Breve promemoria: qual è, l’oggetto del contendere? Un disegno di legge che, se approvato, costringerebbe le ONG, i media e i gruppi elettorali che ricevono più del 20% dei loro finanziamenti dall’estero a registrarsi come “Organizzazione che persegue gli interessi di una potenza straniera“. Il governo georgiano avrebbe modo di controllare in maniera invasiva l’operato delle entità considerate nemiche. Il rifiuto di iscrizione nel registro comporterebbe multe salatissime, pensate per costringere alla chiusura delle attività o all’esilio delle stesse.

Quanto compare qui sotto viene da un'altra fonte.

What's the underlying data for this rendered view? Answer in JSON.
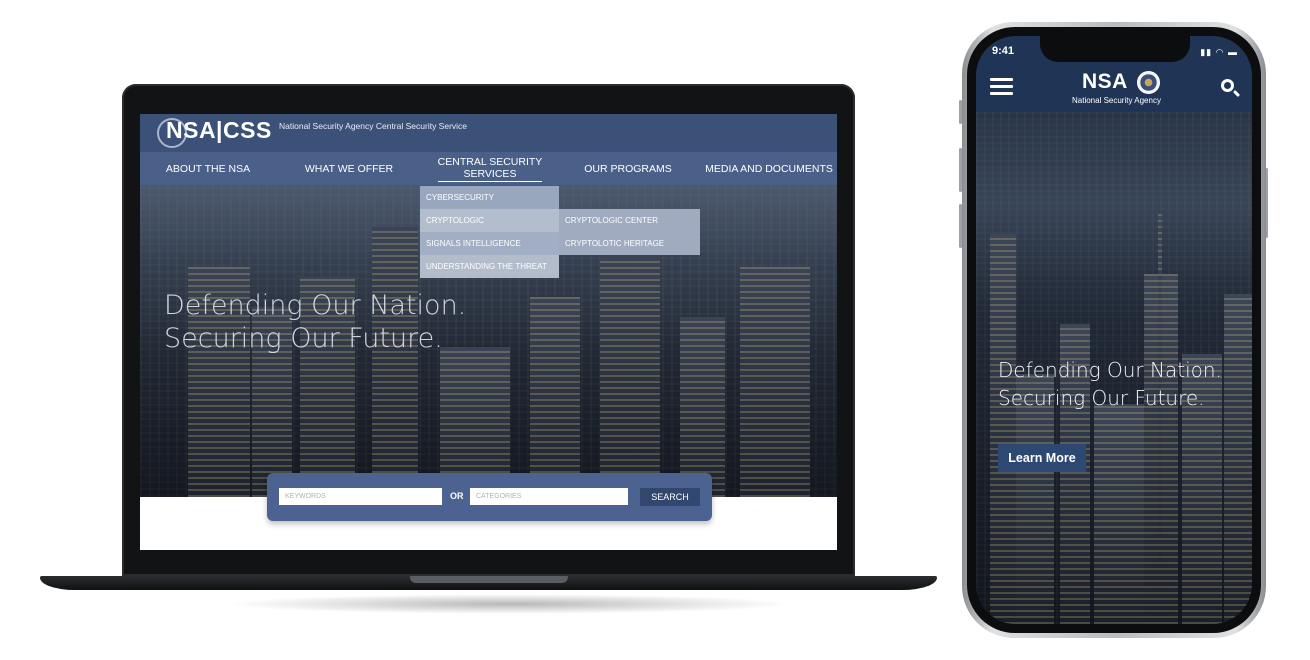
{
  "desktop": {
    "logo": "NSA|CSS",
    "tagline": "National Security Agency Central Security Service",
    "nav": [
      {
        "label": "ABOUT THE NSA"
      },
      {
        "label": "WHAT WE OFFER"
      },
      {
        "label": "CENTRAL SECURITY\nSERVICES"
      },
      {
        "label": "OUR PROGRAMS"
      },
      {
        "label": "MEDIA AND DOCUMENTS"
      }
    ],
    "dropdown": {
      "items": [
        "CYBERSECURITY",
        "CRYPTOLOGIC",
        "SIGNALS INTELLIGENCE",
        "UNDERSTANDING THE THREAT"
      ],
      "submenu": [
        "CRYPTOLOGIC CENTER",
        "CRYPTOLOTIC HERITAGE"
      ]
    },
    "hero": {
      "line1": "Defending Our Nation.",
      "line2": "Securing Our Future."
    },
    "search": {
      "keywords_placeholder": "KEYWORDS",
      "or_label": "OR",
      "categories_placeholder": "CATEGORIES",
      "button_label": "SEARCH"
    }
  },
  "mobile": {
    "status_time": "9:41",
    "logo": "NSA",
    "logo_sub": "National Security Agency",
    "hero": {
      "line1": "Defending Our Nation.",
      "line2": "Securing Our Future."
    },
    "cta_label": "Learn More"
  },
  "colors": {
    "header_navy": "#3c5178",
    "nav_blue": "#4a6089",
    "search_panel": "#4c6290",
    "mobile_header": "#203455",
    "cta": "#2e4874"
  }
}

Come e in quali casi le proteste in Georgia potrebbero evolversi in un “regime change”: i fattori decisivi

A differenza di altri contesti, le mosse dell’Unione Europea sembrano potenzialmente in grado di alterare la traiettoria dello scenario politico (e delle proteste) in Georgia. Partiamo da questo dato: i sondaggi più recenti attribuiscono alla popolazione georgiana una schiacciante preferenza per un futuro di integrazione europea (l’86% è favorevole all’ingresso nell’UE). La percentuale potrebbe essere “viziata” dal fatto che formalmente anche “Sogno Georgiano” si dice favorevole all’entrata nell’Unione, ma è opinione diffusa che la maggioranza della popolazione sia sinceramente convinta dell’importanza di un futuro europeo.

Queste condizioni di partenza attribuiscono a Bruxelles un’importante leva negoziale nei rapporti con Tbilisi. Ma, notizia, poco sorprendente, nonostante le proteste e nonostante le repressioni violente dei manifestanti, questa leva non è stata ancora azionata a dovere.